Advisors are increasingly being pulled into 401(k) plan litigation under novel theories of liability and need to pay extra attention in documenting their actions, a prominent ERISA attorney told delegates July 24 at the 2018 NAPA DC Fly-In Forum in Washington.
Tom Clark, Of Counsel at The Wagner Law Group, warned that alleged fiduciary breach litigation is not slowing down and, in addition to primary fiduciary liability, claims involving co-fiduciary and party-in-interest liability are increasingly being used by the plaintiffs’ bar, as part of the three potential avenues of liability.
According to Clark, who was previously with the Schlichter Bogard & Denton law firm, the partial success of the Schlichter firm over the past decade has brought a lot of other new plaintiff firms into the fray, many of whom are testing new theories by going after church plan status, university 403(b) plans, stable value products and recordkeeping firms and their affiliates.
Lower Hanging Fruit
And while the “lowest hanging fruit,” such as self-dealing suits, has been picked over, the firms are now moving onto “lower hanging fruit,” such as prudence claims where the plaintiffs’ bar makes allegations that firms engaged in a bad process.
Clark noted that one prime example is the Anthem case involving allegations that the fiduciaries failed to leverage the plan’s size to take advantage of lower-fee investment options and failed to monitor and control recordkeeping fees.
What these cases are coming down to is proving prudence versus perfection, where the plaintiffs’ bar wants perfection or else.

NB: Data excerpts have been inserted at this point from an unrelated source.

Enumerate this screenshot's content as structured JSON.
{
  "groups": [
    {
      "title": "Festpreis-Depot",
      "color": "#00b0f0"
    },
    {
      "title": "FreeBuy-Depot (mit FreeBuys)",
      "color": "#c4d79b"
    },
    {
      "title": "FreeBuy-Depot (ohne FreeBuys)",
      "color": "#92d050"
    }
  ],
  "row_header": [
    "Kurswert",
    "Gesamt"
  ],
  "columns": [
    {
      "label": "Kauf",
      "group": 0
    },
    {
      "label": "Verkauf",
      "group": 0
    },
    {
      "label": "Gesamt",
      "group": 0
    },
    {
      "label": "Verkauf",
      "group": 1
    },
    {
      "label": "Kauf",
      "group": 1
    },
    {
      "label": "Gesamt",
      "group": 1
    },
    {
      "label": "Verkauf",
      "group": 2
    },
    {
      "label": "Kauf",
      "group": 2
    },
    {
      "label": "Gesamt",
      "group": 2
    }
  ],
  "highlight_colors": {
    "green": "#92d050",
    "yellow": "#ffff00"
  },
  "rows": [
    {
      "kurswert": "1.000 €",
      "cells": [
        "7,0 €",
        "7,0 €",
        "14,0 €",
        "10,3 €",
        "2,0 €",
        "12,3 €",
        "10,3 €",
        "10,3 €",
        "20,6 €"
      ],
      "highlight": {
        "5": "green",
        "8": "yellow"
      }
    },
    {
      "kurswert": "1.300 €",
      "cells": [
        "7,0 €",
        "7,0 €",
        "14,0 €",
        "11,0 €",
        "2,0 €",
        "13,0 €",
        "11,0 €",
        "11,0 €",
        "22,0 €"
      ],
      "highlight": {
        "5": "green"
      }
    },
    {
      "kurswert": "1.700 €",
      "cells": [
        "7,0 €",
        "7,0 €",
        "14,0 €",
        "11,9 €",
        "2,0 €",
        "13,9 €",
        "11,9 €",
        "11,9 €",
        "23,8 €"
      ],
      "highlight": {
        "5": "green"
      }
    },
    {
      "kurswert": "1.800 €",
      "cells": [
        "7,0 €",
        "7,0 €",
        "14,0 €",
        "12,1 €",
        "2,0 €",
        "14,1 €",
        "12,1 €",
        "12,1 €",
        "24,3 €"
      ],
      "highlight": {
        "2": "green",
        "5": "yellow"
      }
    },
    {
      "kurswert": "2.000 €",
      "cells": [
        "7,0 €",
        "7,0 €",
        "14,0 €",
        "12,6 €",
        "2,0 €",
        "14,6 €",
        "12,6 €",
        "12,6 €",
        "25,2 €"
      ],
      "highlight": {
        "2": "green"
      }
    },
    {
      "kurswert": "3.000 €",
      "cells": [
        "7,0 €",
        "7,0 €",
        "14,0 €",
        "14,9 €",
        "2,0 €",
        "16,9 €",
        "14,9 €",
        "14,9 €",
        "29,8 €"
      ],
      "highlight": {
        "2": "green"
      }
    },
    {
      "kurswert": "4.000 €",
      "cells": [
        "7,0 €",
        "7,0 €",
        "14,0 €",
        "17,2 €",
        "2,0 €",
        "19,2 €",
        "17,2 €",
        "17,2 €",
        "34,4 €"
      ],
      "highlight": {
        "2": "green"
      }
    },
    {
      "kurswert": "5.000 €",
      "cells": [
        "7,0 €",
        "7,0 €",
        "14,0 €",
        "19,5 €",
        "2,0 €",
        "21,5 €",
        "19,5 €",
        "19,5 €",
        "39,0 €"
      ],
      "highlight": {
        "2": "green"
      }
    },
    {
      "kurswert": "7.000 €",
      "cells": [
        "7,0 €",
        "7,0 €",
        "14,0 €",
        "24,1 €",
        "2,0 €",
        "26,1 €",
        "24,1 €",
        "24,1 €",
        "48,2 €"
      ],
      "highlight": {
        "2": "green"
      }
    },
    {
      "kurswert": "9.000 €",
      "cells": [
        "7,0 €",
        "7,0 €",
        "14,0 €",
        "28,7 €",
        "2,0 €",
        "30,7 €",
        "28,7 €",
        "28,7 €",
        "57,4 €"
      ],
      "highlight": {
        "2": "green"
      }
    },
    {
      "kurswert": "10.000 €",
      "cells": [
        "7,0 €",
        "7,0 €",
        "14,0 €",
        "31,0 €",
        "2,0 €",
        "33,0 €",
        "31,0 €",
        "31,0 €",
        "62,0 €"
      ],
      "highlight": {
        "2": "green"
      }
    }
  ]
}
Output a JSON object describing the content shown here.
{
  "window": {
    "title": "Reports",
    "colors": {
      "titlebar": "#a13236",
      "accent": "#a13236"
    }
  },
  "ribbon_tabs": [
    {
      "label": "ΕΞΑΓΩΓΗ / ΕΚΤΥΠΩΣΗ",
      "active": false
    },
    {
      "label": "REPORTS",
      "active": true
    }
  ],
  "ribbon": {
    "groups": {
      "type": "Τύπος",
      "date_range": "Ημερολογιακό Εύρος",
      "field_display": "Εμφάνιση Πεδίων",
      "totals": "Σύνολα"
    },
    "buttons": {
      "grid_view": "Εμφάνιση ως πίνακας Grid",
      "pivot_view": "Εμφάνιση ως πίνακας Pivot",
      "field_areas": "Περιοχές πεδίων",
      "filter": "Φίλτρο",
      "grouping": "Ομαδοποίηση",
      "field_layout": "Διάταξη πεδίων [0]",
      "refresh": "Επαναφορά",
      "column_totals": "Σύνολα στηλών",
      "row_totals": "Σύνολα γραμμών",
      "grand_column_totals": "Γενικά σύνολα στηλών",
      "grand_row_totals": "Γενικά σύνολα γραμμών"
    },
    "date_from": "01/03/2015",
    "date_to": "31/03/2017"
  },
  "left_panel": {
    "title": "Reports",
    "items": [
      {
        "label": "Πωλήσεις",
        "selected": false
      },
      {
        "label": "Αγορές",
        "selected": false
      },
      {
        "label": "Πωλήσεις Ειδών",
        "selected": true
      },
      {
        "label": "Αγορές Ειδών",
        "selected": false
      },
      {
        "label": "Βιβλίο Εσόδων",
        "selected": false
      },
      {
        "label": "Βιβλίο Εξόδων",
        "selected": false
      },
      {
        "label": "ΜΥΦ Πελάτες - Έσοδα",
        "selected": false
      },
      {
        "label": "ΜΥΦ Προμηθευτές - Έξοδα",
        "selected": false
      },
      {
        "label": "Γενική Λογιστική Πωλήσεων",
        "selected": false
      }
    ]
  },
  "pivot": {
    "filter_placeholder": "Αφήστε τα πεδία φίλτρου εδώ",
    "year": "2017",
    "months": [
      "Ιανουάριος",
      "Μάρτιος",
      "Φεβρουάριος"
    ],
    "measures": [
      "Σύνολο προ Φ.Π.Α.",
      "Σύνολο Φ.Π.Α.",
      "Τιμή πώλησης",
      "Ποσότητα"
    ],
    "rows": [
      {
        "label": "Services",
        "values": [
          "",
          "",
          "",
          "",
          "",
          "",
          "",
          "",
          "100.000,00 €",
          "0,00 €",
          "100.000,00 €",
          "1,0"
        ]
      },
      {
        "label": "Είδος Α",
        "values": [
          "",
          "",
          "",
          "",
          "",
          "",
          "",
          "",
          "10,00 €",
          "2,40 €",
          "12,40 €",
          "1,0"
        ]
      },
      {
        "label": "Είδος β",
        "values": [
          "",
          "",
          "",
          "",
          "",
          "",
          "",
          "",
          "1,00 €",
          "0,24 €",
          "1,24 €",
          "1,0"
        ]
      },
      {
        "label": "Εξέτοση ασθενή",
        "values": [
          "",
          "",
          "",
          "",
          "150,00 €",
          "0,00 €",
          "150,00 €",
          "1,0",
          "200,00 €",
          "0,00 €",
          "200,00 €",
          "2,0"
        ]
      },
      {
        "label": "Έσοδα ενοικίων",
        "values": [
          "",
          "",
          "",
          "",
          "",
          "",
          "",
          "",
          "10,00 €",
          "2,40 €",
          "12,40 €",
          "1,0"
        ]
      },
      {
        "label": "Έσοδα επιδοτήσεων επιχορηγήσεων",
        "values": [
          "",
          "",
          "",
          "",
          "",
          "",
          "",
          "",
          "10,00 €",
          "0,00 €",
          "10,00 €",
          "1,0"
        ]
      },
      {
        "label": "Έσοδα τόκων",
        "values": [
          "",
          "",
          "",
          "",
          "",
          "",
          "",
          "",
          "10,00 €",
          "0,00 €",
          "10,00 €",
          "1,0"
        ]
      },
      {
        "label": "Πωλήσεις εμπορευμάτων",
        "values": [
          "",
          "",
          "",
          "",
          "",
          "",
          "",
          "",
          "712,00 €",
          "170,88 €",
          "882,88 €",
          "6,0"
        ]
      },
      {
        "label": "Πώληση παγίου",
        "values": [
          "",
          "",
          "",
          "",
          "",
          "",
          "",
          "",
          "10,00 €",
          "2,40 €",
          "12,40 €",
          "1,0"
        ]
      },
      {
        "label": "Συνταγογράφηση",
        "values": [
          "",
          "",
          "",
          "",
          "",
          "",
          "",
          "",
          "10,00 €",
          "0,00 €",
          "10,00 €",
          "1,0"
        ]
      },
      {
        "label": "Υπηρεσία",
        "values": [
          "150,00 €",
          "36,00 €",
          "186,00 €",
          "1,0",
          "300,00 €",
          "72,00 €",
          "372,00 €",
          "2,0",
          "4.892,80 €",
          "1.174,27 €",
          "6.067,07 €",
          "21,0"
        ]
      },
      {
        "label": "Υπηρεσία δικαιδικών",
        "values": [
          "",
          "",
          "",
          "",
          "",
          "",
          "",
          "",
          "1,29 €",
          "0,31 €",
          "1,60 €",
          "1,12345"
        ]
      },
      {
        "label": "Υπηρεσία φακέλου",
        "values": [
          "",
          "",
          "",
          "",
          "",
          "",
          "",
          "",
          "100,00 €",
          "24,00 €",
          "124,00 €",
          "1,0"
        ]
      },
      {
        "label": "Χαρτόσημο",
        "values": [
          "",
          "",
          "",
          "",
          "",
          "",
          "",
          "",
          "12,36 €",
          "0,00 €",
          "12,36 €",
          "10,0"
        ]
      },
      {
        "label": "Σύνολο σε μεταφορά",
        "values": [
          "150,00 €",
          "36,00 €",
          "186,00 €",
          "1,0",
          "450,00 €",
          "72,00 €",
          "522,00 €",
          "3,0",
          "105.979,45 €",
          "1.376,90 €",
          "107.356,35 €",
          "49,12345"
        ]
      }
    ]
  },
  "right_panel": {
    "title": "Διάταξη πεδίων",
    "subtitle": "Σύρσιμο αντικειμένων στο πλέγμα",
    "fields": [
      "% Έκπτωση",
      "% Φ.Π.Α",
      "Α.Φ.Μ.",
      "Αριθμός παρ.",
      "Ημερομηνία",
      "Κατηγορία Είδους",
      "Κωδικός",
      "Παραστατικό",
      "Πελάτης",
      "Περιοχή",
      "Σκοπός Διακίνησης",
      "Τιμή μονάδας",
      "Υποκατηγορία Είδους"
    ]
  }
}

Clark noted that the courts seem to be increasingly providing favorable decisions for defendants and plan sponsors, because the plaintiffs have not proved that there was a bad process or that there was a substantive breach.
“You’ve seen a whole line of cases that say simply comparing this to the cheapest Vanguard lineup we can find is not enough to demonstrate a breach to get past a motion to dismiss,” Clark stated.
While this is good news overall, Clark warned that “the DOL is backfilling in where the Schlichters of the world aren’t, and they remain as aggressive in the last year under this administration as they were during the last eight years of Obama.”
Clark advises to have clearly defined relationships with well-drafted service agreements and to make sure you’re documenting your relationship. “If you’re going to do services 1, 2 and 3, you better do them,” he states.
Clark further emphasized that of all the points he made throughout his presentation, the most important point Fly-In Forum delegates should understand is the three prongs of co-fiduciary liability:
- knowingly participating in a fiduciary breach;
- breaching your own duties, which allows someone else to breach; and
- having knowledge of a breach by another fiduciary but not taking efforts to remedy the breach.
Of the three, Clark suggests that the third prong is by far the scariest. He emphasized that if you obtain knowledge of a breach by a plan sponsor client, you need to decide what you’re going to do about it. “You need to have an action plan; you need to decide where your line is and whether you’re willing to quit or whether you’re willing to report them to the DOL if their conduct is egregious enough,” he advised.
Clark also recommends that if you’re approached by a troubled plan sponsor, do not sign on as a fiduciary, but rather sign on first as a non-fiduciary consultant to help them fix their issue, and then later agree to be a fiduciary.
“If they have a mess in their cesspool and you come on as a fiduciary, the stuff that happened before arguably can still follow up to you, not primarily, but by failure to fix it,” Clark states. “Somebody can tag that on to you, and if you’re the deepest pocket left in the room, you might get sued anyway, and then, if you get a sympathetic judge [to the plaintiffs], the rest is history.”
The bottom line, according to Clark: Make sure you do your due diligence whether you’re a fiduciary or not and document your process and communications, otherwise “the co-fiduciary train can come crashing down right through your office.”